The lefthander hurled McNeese's first no-hit game in 1967.

"It was against Southwestern Louisiana," said Ronny Breaux, who was the Cowboy catcher for that game. "That was on a Saturday and we had a game with Northwestern State on Monday. Bobby pitched against Northwestern and should have won that game also.

"We were ahead 1-0 in the bottom of the seventh (we played seven inning doubleheaders back then) and Bobby throws a beautiful slider that caught the corner for the third strike and third out. The umpire didn't give it to us and the batter hits the next pitch over the fence to tie the game. I got tossed out of the game arguing that call and Bobby goes on to pitch 11 innings and we lost in the bottom of the 11th.

"That was 18 innings he had pitched in three days."

Barnes said that he grew up throwing things and throwing a baseball and a javelin came natural to him.

He went through all the baseball leagues (in one little league season he struckout 58 batters in 24 innings) and started throwing the javelin when he was still in the little leagues.

"I mainly learned to throw the javelin on my own," he said, "and I would practice throwing it several hours a day and that was every day of the week.

"I remember when I was going to Sulphur High, all of the coaches wanted me to play football because of my size (6-4 and 200 pounds by his senior year) and they kept after me.

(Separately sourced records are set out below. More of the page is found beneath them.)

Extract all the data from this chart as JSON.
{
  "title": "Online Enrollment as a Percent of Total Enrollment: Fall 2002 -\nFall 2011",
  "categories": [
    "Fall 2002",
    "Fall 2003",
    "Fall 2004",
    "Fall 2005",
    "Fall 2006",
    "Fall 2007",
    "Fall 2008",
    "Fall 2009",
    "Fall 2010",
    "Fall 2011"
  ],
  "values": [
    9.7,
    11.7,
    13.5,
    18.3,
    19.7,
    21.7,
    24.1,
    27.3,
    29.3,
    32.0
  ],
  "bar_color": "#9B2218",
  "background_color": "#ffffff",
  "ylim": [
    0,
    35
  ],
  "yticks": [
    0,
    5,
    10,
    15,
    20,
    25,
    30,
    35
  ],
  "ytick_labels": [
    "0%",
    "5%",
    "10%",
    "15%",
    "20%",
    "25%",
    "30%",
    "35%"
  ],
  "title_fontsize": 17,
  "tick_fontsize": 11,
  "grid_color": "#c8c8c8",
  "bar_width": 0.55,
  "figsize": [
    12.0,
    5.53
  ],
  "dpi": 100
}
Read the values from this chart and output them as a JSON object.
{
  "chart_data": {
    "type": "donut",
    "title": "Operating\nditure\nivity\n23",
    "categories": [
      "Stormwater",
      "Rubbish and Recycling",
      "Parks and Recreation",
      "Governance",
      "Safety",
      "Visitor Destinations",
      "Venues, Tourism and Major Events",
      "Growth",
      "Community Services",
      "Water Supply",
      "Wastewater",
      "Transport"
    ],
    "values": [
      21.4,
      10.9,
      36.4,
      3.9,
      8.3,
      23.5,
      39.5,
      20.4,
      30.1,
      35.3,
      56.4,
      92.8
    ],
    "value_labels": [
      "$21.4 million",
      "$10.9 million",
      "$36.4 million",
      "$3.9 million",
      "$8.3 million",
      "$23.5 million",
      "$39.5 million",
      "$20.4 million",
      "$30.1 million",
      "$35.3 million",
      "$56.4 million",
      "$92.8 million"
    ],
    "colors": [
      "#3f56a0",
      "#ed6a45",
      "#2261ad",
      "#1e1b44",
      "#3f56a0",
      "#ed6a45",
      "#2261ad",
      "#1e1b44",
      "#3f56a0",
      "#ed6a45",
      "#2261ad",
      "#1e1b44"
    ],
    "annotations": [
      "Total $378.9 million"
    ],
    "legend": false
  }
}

"One Sunday afternoon I was out in the school practice field throwing the javelin and Coach Suarez (Shannon) saw me. The next day he called me into his office and asked me what I was doing at the school on Sunday throwing the javelin. I told him that I practice throwing the javelin every day. After that they didn't bother me about playing football."

Barnes went on to win the state title twice and set a national high school record, getting off a top throw of 229 feet.

His baseball was played in the summer in American Legion ball since back in the 1960s, no area high school played baseball.

By his final year of legion ball he was being watched by scouts (Houston, Boson, Chicago White Sox, Los Angeles) from all over. He also had numerous universities - LSU included - after him to throw the javelin in track.

Barnes wanted to do both in college and he signed with McNeese State's Charlie Kuehn where he was allowed to do both.

"Back then once you signed with a college, you were locked in for four years and baseball scouts couldn't touch you until you were out of college," he said.

In his third season at McNeese he injured his shoulder and never got back the zip (estimated at 90 miles per hour since there were no radar guns then) that he had.

He dropped out of school after that third season, married and went to work at what was then the local Hercules plant.

Four years ago Barnes retired and now spends his spare time playing golf, fishing, refinishing javelins for local throwers and coaching granddaughter Kinley in the javelin.

He also began throwing the javelin again, taking his game to the Senior Olympics.

"Mark (Lumpkin) and Delmon (McNabb) got me back into it," he said of the two former local prep and LSU greats.

The second year of his competition he finished fifth in the national meet and the following year he placed second and went on to finish fifth in the world.

"I never could beat Delmon," he said with a smile.